Statistics deals with uncertainty. When we make a statement; we also need to say how certain we are that this statement is correct. We would like this to be 100%, but realise that this is not possible.
The decision to reject a null hypothesis is made on the basis of a statistical test. What statistical test is being used, depends on the distribution of the outcome variable and can be parametric or non parametric. A parametric test (ie t-test) can only be used if the data are Normally distributed. If the data are not Normally distributed, parametric statistics can’t be used and we will have to use a non parametric test (ie Wilcoxon test).
A statistical test will calculate a test statistic. The test statistic is different for different tests. For example, a parametric t-test calculates the t-value and a non parametric Wilcoxon test calculates the W value. The p value is the probability the test statistic takes a more extreme value and is used as a threshold to make a decision whether the null hypothesis is true or not.
P Value = Probability the test statistic takes a more extreme value
It is generally accepted (in medical statistics) that something is ‘proven’, or statistically significant, if the probability the test statistic takes a more extreme value is less than 5%. On the basis of this, the null hypothesis is accepted or rejected.

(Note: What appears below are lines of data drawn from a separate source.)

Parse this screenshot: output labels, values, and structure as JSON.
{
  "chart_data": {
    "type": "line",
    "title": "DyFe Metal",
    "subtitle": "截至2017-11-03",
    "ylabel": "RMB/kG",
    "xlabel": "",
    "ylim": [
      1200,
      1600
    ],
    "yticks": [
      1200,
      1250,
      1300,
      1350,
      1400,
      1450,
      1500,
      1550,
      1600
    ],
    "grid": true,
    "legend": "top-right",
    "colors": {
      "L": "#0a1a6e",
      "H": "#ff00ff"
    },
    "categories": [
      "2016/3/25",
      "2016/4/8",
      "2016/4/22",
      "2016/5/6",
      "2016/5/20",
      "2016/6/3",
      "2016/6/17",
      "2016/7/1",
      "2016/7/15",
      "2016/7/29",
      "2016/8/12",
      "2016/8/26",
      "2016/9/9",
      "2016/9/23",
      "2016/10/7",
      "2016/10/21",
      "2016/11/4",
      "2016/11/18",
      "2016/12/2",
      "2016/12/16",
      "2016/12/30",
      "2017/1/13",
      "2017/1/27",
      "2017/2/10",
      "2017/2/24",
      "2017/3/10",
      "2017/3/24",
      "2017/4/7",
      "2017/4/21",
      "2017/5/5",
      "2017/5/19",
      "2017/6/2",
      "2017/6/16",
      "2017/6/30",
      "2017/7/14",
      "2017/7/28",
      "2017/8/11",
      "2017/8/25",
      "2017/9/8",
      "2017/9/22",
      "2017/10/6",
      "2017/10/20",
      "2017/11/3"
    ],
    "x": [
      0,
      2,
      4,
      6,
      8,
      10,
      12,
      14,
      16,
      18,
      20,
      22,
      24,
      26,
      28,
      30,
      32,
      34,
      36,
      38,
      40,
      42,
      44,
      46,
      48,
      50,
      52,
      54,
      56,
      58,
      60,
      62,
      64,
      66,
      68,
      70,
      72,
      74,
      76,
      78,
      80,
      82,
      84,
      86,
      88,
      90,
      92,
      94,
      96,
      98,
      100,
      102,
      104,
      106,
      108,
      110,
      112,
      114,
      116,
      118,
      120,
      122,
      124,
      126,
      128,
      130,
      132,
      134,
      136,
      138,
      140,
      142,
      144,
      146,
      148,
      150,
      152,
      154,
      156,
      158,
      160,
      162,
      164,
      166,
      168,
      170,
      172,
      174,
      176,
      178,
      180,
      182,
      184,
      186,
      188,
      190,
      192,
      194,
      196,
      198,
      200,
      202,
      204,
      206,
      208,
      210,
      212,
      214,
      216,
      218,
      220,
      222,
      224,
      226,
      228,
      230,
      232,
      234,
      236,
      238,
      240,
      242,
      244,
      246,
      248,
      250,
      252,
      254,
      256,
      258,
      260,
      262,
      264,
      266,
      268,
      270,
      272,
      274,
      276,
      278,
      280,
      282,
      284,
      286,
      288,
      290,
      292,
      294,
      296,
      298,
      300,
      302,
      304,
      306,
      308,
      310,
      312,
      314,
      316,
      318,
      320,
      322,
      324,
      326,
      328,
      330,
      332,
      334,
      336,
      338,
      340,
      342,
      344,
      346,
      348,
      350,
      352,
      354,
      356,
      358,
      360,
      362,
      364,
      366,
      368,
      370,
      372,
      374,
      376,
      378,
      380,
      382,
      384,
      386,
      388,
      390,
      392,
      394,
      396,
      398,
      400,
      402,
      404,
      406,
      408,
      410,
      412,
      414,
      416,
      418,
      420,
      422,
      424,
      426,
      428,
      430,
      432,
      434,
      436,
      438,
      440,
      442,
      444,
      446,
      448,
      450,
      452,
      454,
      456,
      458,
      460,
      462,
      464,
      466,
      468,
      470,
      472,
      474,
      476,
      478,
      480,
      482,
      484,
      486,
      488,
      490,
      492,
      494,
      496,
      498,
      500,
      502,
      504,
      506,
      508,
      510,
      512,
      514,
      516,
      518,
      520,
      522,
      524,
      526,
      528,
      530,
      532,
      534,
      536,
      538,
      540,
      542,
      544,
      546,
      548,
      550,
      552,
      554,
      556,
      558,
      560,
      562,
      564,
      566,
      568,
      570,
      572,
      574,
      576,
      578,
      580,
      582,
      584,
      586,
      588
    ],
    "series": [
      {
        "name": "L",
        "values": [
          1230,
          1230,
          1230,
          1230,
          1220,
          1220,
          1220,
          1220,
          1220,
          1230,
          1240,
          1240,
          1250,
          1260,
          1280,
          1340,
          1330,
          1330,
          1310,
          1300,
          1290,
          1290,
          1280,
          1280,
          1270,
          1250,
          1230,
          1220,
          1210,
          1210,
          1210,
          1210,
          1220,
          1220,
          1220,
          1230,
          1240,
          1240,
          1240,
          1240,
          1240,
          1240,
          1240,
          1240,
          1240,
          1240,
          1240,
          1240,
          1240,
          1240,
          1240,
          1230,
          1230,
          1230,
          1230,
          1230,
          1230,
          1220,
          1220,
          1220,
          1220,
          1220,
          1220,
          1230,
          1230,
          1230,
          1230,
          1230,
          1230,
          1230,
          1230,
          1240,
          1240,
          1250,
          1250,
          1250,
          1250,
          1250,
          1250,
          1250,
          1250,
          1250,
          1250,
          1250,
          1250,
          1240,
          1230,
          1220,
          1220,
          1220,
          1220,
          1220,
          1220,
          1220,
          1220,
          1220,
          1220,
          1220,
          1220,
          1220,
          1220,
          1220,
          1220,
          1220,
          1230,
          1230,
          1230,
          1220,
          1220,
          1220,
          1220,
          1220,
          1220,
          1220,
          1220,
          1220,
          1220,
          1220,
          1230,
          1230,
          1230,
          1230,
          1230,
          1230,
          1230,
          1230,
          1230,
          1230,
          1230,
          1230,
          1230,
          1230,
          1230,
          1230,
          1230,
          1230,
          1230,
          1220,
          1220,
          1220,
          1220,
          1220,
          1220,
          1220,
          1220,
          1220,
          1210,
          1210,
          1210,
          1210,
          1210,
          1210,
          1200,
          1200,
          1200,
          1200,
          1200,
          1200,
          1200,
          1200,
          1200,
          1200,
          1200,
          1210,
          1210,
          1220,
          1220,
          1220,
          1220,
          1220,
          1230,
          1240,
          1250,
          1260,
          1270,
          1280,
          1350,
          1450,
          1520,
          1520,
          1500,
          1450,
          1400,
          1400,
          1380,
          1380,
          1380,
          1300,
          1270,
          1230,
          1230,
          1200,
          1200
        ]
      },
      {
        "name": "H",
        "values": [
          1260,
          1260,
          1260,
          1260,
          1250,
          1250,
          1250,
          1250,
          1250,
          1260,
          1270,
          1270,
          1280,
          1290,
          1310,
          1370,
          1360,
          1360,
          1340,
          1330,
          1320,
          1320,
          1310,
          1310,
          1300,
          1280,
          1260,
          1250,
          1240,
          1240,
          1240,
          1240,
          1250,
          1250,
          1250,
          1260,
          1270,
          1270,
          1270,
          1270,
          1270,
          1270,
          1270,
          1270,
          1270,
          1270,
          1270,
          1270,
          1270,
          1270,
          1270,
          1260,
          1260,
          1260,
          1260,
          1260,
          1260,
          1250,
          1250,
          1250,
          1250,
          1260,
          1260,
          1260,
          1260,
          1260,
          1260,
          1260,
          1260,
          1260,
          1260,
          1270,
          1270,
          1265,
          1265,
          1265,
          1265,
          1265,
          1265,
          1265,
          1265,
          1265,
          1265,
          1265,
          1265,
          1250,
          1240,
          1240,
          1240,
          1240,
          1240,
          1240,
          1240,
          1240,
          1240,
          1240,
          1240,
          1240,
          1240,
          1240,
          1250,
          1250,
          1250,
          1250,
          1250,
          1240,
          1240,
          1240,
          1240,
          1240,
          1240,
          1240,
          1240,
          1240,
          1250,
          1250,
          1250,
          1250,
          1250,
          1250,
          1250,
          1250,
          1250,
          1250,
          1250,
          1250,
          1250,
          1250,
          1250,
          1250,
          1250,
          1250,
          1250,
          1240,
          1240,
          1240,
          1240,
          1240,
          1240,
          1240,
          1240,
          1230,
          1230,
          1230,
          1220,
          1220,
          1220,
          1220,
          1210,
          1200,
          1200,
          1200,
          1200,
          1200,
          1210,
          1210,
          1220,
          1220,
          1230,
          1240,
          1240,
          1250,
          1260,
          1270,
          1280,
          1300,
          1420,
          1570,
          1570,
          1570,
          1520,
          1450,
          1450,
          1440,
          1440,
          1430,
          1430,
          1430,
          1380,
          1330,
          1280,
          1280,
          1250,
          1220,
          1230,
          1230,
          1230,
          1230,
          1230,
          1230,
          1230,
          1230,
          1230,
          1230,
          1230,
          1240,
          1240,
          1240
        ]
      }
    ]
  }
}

In medical statistics we are usually satisfied something is statistically significant if p less than 5%. If p less than 5%, we feel this is unlikely to be due to chance and the null hypothesis is rejected in favour of the alternate hypothesis.
Statistically significant: p value < 5%.
Please bear in mind that the p value indicates how incompatible data are with a statistical model. P values do NOT measure the probability that the studied hypothesis is true and do NOT measure the size of an effect (the alternative hypothesis is NOT ‘more true’ if the p value is lower)1. Please see also in p values their use and abuse.
It is customary to round the p value to three decimal figures. However, when p is less than one in a thousand p < 0.001 is used.
That something is statistically significant doesn’t necessarily mean it is also clinically significant. It might well be that, although statistically there is a difference, it is of no clinical importance.
Also, if we were unable to demonstrate a statistically significant difference; this doesn’t mean there is no difference. It might well be that with more patients in our study, we can demonstrate a significant difference (underpowered study, type 2 error).
If p = 5%, there is a probability of 1 in 20 that we drew the wrong conclusion (incorrectly reject the null hypothesis, type 1 error). However, it is generally a reasonable trade off in clinical studies.
P value correction
In a large data set, there may be many variables (columns when the data are in tidy format) with an opportunity to do multiple tests until something turns up that is ‘significant’. However, when performing multiple tests, it is important to bear in mind that, when p = 5%, one in twenty tests will be significant by chance. To address this, p values should be corrected to the number of tests that have been performed. A number of methods have been described that include Bonferroni and Holme’s methods and are included in R.
For example, when comparing two groups of patients, multiple comparison tests were performed on many variables that included the patient’s height. The height variable had a p value of 0.001 and was considered ‘significant’. However, this should be evaluated in view of the number of test performed. To correct the p value using Bonferroni’s method in R:
p = 0.001 # set the p value
p.adjust(p, method='bonferroni', n=20)
[1] 0.02
p.adjust(p, method='bonferroni', n=50)
[1] 0.05
p.adjust(p, method='bonferroni', n=100)
[1] 0.1
n is the number of tests that have been performed
It can be seen that, if 50 or more tests were being performed, this p value can no longer be regarded as ‘significant’.
Fishing for p values
It is important to consider that data should be evaluated in clinical perspective and should make clinical sense. There is no place for ‘fishing for p values’ until one is ‘significant’. On its own a p value has little importance2. A p value is only part of the data evaluation and reporting should be with full transparency and further evidence to justify the conclusions.